A Gender Rights Activist working with the tribal and marginalized communities in india, Srilekha is a PhD scholar working on understanding body and sexuality among tribal girls, to fill the gaps in research around indigenous women and their stories. Srilekha has worked extensively at the grassroots level with community based organisations, through several advocacy initiatives around Gender, Mental Health, Menstrual Hygiene and Sexual and Reproductive Health Rights (SRHR) for the indigenous in Jharkhand, over the last 6 years.

Srilekha has also contributed to sustainable livelihood projects and legal aid programs for survivors of sex trafficking. She has been conducting research based programs on maternal health, mental health, gender based violence, sex and sexuality. Her interest lies in conducting workshops for young people on life skills, feminism, gender and sexuality, trauma, resilience and interpersonal relationships.

A Guwahati-based college student pursuing her Masters in Tata Institute of Social Sciences, Bidisha started the #BleedwithDignity campaign on the technology platform Change.org, demanding that the Government of Assam install
biodegradable sanitary pad vending machines in all government schools across the state. Her petition on Change.org has already gathered support from over 90000 people and continues to grow.
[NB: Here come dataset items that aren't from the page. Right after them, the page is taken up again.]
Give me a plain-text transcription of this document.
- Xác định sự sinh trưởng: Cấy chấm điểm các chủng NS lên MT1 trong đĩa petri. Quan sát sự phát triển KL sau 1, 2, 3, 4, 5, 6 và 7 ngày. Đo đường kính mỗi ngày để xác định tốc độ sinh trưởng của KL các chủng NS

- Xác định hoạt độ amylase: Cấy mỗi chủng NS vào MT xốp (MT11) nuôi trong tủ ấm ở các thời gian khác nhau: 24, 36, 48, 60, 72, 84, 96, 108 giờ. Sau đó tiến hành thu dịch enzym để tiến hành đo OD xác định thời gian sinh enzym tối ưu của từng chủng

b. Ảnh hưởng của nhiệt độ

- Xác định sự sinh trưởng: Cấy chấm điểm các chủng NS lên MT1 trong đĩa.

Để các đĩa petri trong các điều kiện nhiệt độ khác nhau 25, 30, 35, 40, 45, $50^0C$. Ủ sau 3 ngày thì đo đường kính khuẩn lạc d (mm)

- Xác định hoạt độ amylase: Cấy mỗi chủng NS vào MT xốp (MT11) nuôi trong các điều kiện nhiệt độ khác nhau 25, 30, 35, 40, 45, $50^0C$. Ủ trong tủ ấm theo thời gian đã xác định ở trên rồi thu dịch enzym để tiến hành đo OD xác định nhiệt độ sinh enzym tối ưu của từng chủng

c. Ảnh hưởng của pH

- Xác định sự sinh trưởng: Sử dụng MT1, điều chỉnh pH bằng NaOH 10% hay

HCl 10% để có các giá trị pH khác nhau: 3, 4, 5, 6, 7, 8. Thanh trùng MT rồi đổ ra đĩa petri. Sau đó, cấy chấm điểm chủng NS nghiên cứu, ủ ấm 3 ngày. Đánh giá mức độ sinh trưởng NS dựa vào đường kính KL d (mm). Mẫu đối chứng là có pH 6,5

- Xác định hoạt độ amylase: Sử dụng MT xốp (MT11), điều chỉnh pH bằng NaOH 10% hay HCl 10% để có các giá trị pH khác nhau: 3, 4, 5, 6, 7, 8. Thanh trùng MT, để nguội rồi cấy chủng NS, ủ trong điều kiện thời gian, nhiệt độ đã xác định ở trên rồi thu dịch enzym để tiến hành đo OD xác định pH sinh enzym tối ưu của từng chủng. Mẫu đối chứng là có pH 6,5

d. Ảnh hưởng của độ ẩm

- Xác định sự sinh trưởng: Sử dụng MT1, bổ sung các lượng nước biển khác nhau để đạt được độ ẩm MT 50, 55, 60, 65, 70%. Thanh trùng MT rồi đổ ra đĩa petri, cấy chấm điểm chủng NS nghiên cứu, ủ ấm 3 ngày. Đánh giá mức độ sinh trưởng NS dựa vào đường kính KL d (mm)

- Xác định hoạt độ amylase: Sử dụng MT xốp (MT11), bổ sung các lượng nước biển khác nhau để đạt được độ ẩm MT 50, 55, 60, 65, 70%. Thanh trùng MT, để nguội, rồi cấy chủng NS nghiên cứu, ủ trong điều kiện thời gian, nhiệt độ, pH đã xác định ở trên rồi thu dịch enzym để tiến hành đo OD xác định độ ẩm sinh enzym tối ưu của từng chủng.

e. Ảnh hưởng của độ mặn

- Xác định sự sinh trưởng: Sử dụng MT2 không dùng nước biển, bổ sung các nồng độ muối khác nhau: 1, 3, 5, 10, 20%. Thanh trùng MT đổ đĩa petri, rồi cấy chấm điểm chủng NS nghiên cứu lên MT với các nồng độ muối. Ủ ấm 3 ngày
Bidisha was selected in Change.org’s flagship program ‘She Creates Change’ having run successful online advocacy
campaigns, which were widely recognised. Through the #BleedwithDignity campaign; she organised and celebrated World Menstrual Hygiene Day, 2019 in Guwahati, Assam by hosting a wall mural by collaborating with local organisations. The initiative was widely covered by national and local media, and the mural was later inaugurated by the event’s chief guest Commissioner of Guwahati Municipal Corporation (GMC) Debeswar Malakar, IAS.